DBSC RIGHT UP TO SPEED WITH MINDFULNESS
DBSC is all mindfulness. They live in the present, and if they think beyond that, it’s of the future rather than the past. Thus every so often there’s an attempt to write another history to continue from longtime Honorary Secretary Donal O’Sullivan’s A Century of Sailing published in 1984, copies of which are today so rare that it’s an endangered species.
Maybe a new history book about DBSC can be created by AI. For so many facts, involving so many classes since 1984, have to be included that an ordinary humanoid brain would surely explode with the effort.
CONTINUOUS CHANGE
Thus changes in 2024 will include a proper programme for the new Melges 15 class, and during the season there’s be a replacement committee boat – currently nearing completion by boatbuilder Gerry Smyth in Kilkeel – arriving on station.
DUBLIN BAY 21s RETURN TO LIFE
But for the more traditional, the real thing to anticipate keenly for Season 2024 is that the restoration of the 1903-vintage Dublin Bay 21 class, by Hal Sisk and Fionan de Barra, has now passed the tipping point to become a viable reality. Work on the seven boats for restoration by Steve Morris of Kilrush has been progressing steadily since 2018, and this year the National YC has seen to it that all seven will have highly visible moorings close along the East Pier, with the first three taking them up in style last Saturday.
Here’s a pictorial history of their story:
After the destruction of Hurricane Charley in 1986, the deteriorating Dublin Bay 21s were stored for many years in a farmyard at Redcross in Wicklow.

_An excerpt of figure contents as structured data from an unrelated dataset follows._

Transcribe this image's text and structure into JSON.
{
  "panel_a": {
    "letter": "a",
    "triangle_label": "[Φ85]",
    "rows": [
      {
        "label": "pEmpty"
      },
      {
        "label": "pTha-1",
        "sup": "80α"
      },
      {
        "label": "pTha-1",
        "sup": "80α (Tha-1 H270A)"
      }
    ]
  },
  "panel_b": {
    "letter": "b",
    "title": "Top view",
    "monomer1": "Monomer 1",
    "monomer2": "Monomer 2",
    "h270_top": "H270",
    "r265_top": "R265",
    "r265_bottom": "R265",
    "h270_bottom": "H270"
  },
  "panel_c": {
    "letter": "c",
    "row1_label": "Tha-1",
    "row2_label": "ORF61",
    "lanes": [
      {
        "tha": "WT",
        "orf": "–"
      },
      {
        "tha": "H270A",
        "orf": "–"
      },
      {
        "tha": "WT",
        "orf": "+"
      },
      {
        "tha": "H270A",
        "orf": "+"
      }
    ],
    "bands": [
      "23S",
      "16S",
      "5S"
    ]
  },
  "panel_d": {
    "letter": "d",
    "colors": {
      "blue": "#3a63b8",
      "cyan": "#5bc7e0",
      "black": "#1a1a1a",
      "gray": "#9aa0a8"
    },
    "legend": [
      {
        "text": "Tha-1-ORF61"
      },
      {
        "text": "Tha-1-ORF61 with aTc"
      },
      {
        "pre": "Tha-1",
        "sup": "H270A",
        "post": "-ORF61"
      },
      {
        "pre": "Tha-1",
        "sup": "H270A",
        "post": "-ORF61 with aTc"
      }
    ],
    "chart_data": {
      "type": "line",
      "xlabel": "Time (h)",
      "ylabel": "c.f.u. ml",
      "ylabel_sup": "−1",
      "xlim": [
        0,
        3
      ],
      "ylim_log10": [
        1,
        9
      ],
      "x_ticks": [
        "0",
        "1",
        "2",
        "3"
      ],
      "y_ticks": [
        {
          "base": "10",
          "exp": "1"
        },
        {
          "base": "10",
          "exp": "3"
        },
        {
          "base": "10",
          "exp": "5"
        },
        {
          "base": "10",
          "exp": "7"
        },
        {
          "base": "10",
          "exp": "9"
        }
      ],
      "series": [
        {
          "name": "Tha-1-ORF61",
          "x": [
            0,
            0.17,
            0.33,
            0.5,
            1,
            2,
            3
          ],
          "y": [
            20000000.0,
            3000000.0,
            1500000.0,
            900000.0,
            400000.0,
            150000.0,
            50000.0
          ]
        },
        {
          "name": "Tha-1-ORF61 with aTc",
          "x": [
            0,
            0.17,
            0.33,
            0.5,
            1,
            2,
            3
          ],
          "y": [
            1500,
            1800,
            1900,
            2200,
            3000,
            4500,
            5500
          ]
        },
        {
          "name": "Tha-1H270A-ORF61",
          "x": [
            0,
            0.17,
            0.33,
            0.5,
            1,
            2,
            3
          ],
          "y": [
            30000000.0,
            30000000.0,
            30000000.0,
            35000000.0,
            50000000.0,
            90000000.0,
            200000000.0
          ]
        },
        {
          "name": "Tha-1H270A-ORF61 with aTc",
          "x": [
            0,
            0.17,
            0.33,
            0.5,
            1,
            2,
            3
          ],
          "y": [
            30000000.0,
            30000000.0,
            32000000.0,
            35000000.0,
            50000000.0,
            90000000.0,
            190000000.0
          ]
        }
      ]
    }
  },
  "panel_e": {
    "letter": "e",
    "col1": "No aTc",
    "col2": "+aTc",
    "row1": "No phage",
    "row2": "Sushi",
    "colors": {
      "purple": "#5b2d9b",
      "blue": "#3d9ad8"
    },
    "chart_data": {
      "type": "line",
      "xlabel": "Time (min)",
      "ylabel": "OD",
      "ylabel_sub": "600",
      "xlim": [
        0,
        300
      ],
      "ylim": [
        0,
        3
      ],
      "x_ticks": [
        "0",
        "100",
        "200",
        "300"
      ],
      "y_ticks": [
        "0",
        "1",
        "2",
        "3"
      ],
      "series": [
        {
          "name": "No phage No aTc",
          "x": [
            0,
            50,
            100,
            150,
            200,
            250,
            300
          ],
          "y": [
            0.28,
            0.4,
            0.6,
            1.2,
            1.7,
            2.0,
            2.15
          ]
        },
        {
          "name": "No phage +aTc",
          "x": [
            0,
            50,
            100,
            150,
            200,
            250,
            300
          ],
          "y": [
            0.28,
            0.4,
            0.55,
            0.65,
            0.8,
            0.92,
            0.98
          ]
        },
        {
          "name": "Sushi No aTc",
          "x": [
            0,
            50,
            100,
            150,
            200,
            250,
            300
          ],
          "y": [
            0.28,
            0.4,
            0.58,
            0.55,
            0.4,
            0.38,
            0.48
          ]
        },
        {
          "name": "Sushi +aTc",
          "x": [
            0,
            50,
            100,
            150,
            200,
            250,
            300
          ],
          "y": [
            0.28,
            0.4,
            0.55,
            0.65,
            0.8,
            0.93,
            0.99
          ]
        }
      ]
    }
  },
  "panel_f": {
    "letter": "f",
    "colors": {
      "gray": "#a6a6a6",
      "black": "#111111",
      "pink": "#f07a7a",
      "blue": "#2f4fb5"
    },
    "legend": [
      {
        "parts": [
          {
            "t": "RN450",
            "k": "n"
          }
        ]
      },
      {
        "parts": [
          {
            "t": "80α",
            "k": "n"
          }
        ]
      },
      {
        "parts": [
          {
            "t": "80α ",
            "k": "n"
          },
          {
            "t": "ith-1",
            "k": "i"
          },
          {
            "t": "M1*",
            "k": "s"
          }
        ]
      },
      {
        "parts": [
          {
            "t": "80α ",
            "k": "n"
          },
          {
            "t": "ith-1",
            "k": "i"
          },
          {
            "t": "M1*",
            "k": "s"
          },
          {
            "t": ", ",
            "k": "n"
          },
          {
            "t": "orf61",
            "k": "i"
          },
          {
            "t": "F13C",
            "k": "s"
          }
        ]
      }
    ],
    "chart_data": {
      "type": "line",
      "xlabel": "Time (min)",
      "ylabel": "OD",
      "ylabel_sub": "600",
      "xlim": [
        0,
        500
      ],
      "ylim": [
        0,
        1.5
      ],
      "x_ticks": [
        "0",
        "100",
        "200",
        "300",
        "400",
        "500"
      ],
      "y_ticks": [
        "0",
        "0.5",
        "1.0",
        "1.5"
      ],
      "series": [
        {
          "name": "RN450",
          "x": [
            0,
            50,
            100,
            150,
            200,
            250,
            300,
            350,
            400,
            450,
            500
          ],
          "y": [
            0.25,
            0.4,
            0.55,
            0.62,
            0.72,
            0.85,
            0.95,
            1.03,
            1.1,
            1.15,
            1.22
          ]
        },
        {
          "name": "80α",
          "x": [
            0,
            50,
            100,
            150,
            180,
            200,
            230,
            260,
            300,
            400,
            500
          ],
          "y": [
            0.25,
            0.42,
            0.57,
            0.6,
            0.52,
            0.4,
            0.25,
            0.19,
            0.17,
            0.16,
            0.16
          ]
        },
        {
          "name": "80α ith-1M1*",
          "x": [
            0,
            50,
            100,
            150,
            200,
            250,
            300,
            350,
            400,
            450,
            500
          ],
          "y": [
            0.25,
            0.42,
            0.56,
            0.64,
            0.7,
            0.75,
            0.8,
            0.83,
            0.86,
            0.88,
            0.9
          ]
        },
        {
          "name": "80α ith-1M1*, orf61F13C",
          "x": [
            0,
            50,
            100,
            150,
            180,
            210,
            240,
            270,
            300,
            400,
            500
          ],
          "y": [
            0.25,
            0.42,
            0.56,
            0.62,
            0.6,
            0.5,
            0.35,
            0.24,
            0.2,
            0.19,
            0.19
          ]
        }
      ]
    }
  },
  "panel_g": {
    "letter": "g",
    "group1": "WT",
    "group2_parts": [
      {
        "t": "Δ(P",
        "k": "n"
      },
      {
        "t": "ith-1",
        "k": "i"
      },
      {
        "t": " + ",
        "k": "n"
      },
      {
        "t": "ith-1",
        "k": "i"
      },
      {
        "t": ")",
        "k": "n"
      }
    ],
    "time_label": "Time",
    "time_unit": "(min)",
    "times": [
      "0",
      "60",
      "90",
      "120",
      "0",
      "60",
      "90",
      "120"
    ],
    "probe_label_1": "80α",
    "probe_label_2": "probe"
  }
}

ANTICIPATING THE SESQUICENTENNIAL
Maybe they’re playing it really cool for the 140th, but perhaps in 2034, the commissariat in Dublin Bay, SC, will let their hair down a bit for a proper celebration of the DBSC Sesquicentennial. Just so long as some of us are allowed to call it the 150th, rather than exhausting ourselves by trying to enunciate that word clearly without requiring everyone nearby to have an umbrella.